For those of you from outside of the ACT, you may not be aware that we’ve just had our ACT Election for our next term of government. The election coverage can be followed in a few places:
- The ABCs ACT Votes website
- On Twitter, using the hashtag #ACTvotes; or
- Following Antony Green’s (the ABCs election guru) Blog
Of course, there are a myriad of other places for information too, but these tend to be the ones I use each time there is an election on I’m interested in following. This post hasn’t happened as a result of me wanting to talk about the results (although another minority government in the ACT isn’t anything new), but about the length of time it takes to get a result after each poll.
You see, the ACT has only one house of parliament (most States and the Federal government in Australia are bicameral and have a lower and upper house), and the Legislative Assembly is made up of 17 members spread across 3 electorates.
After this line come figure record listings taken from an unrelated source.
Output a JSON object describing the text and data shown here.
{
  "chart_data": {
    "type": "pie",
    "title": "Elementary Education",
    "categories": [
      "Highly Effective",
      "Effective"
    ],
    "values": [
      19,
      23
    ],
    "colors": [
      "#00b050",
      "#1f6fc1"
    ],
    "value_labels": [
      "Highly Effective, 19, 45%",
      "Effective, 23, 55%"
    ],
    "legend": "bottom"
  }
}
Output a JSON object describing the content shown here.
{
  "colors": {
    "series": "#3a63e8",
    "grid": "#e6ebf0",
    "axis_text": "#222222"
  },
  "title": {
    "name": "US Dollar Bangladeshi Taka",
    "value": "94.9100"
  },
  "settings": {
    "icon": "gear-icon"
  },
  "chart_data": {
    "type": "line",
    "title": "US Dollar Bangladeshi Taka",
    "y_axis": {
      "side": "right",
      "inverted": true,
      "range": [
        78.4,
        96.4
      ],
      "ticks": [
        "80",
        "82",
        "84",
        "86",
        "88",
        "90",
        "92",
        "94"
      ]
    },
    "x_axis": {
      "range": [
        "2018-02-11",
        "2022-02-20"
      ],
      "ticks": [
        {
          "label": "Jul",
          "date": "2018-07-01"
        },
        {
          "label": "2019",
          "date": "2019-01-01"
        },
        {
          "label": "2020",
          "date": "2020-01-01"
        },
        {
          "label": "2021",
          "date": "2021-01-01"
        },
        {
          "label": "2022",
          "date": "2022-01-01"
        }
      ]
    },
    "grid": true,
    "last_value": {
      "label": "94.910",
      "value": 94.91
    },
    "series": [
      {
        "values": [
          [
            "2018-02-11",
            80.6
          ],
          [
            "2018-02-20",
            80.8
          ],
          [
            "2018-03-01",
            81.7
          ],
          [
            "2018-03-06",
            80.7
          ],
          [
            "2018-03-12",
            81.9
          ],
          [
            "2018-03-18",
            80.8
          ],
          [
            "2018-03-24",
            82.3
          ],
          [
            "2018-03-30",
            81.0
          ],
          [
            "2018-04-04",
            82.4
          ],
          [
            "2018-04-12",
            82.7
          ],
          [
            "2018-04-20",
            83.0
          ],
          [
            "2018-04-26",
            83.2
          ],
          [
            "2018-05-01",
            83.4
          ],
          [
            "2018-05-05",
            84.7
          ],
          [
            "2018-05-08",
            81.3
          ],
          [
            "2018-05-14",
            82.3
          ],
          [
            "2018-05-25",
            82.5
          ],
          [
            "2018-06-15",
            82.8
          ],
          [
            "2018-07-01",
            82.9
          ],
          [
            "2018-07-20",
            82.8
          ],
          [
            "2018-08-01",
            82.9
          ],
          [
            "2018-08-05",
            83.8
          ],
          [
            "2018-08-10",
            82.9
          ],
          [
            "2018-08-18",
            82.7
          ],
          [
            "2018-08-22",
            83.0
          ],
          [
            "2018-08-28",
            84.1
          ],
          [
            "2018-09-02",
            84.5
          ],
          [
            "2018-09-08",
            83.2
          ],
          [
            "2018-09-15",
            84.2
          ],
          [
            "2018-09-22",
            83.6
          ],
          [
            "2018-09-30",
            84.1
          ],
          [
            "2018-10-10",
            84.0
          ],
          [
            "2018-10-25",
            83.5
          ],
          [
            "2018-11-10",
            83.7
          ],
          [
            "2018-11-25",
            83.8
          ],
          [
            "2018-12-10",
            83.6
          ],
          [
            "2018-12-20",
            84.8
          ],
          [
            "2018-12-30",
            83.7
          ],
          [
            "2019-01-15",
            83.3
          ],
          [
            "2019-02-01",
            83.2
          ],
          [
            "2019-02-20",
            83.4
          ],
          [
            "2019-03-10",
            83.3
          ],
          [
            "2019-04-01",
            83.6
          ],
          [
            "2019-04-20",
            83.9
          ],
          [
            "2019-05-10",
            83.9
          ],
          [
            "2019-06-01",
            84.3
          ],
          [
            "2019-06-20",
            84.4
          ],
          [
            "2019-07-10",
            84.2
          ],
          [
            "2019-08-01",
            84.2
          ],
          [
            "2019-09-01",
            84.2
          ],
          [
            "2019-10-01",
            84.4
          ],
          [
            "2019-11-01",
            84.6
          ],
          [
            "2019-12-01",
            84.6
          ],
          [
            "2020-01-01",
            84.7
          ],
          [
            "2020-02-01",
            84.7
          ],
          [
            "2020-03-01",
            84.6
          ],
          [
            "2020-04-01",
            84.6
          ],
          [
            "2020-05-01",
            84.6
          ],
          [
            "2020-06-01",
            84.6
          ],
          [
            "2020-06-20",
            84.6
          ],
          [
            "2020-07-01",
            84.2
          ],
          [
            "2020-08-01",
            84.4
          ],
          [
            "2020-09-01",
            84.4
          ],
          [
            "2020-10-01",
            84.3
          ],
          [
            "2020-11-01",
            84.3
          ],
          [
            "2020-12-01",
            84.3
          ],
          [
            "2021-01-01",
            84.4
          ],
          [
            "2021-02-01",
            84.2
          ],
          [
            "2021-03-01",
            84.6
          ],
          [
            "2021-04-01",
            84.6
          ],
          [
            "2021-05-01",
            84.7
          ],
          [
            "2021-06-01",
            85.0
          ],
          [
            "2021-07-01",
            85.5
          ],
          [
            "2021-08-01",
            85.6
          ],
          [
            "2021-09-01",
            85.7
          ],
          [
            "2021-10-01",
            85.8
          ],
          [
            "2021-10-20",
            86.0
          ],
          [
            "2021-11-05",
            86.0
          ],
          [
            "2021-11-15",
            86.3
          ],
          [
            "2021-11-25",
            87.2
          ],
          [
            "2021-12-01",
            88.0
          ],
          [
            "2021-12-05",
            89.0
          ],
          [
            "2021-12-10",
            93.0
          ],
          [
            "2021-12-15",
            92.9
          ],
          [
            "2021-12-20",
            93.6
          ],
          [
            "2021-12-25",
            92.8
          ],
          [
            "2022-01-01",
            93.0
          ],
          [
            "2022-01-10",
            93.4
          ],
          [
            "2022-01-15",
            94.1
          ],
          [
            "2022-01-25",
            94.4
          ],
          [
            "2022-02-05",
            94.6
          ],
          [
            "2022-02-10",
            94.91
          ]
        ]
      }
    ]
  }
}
As such, the election uses a quota-based system known as Hare-Clark, combined with a Robson Rotation for listing candidates on the ballot paper. As Antony points out on his blog and in the coverage on the ABC last night, the results can take a long time to finalise because:
- A single transferable vote method means that until all votes are distributed to lower preferences, candidates may not meet the required quota and therefore it cannot be determined who has won a seat;
- Robson rotation means there are a LOT of different ballot papers (since candidates are in a different order) so the scrutineering process takes longer since you cannot use the position of the preference on the ballot as an indication of who the vote is for; and
- Historically, the ACT always ends up with minority governments, so the cross bench needs time to negotiate with the major parties to determine who will be supported to form government.
It amazes me that we still rely on a manual count of votes to determine our winner given what computers are capable of today. Security is often raised as the reason why voting cannot occur over the Internet or via electronic means, and although the ACT has electronic voting facilities available, these are only installed in about 6 or so polling places and are used predominantly for pre-polling. So, although about 20% of the vote is entered electronically, the greater majority of votes are done by filling out ballot papers.
We’ll put the costs of printing and the environmental impact of the campaigns aside for the time being – I want to focus on the actual counting process. I’ve thought about this a lot, and one of the most frustrating things about the whole thing is that any voting system, including Hare-Clark, can be easily represented algorithmically. So, this would mean it would be trivial to write a computer program that could use the voting data to automatically determine the winner of the election in a small amount of time. In fact, one of the tasks I’m setting for some students involves writing a program to do just this, and I’m pretty confident that these Year 10 students with about a year of programming experience will be able to do just that. So, that clearly isn’t a deal breaker in terms of improving the efficiency of the process.
The biggest hurdle, then, would appear to be taking the votes themselves and converting them into an electronic format that could be used by the computer program to generate the result. If electronic voting and/or Internet voting are still a way off, then with the advances in OCR I can’t see why the paper ballots couldn’t be processed using a workflow like:
- Ballot papers are scanned into a computer;
- The OCR reads the vote to determine:
- The position of each candidate on the ballot paper; and
- The preference, if any, awarded to each candidate on that particular vote;
- The OCR-generated data is then displayed on a screen next to the scanned copy of the ballot paper, and is checked by 2 or more scrutineers for accuracy (this step currently takes place with paper ballots, but this approach could allow the workload to be distributed much more easily):
- If accurate, the scrutineers approve the result;
- If OCR has generated an error, the scrutineers manually correct the error, then approve the result;
- The accurate data is then formatted and stored in a database so that it can be read by the ccounting program/algorithm;
- At any stage, the votes that have been entered can be analysed using the algorithm, and this could generate not just first preference votes, but the final result of the Hare-Clark allocation based on the votes that have been collected.
Given the manual process still required to transfer the votes from paper form into an appropriate digital format, it would probably still take an evening to have all of the votes entered into the computer and processed. However, at any time during the evening, a full analysis of the outcome of the vote could be determined (based on a partial vote count) and this would make it easier for analysts like Antony Green to predict not just the parties that would win the seats, but the candidates as well. By 11pm that night, I dare say that everyone would know which candidates had achieved a quota, and by Monday morning negotiations could begin between the cross-benches and major parties with the result of the election known and confirmed.
It seems absurd to me that this kind of process isn’t already in place – not only does it make sense economically, but it’d also mean that our pollies could get on with running the place rather than being forced to wait for two weeks to determine what the composition of the parliament would actually look like.
I’d be interested to hear from people who have either been involved in the scrutineering or counting process, or from one of the analysts like Antony Green himself, to try to determine why we haven’t got a system like the one I’ve described in place already. Given it could be used for any voting system currently in use in Australia (since they all need to have defined algorithms that can easily be programmed into a computer), there has to be an incentive for the AEC to implement such a solution.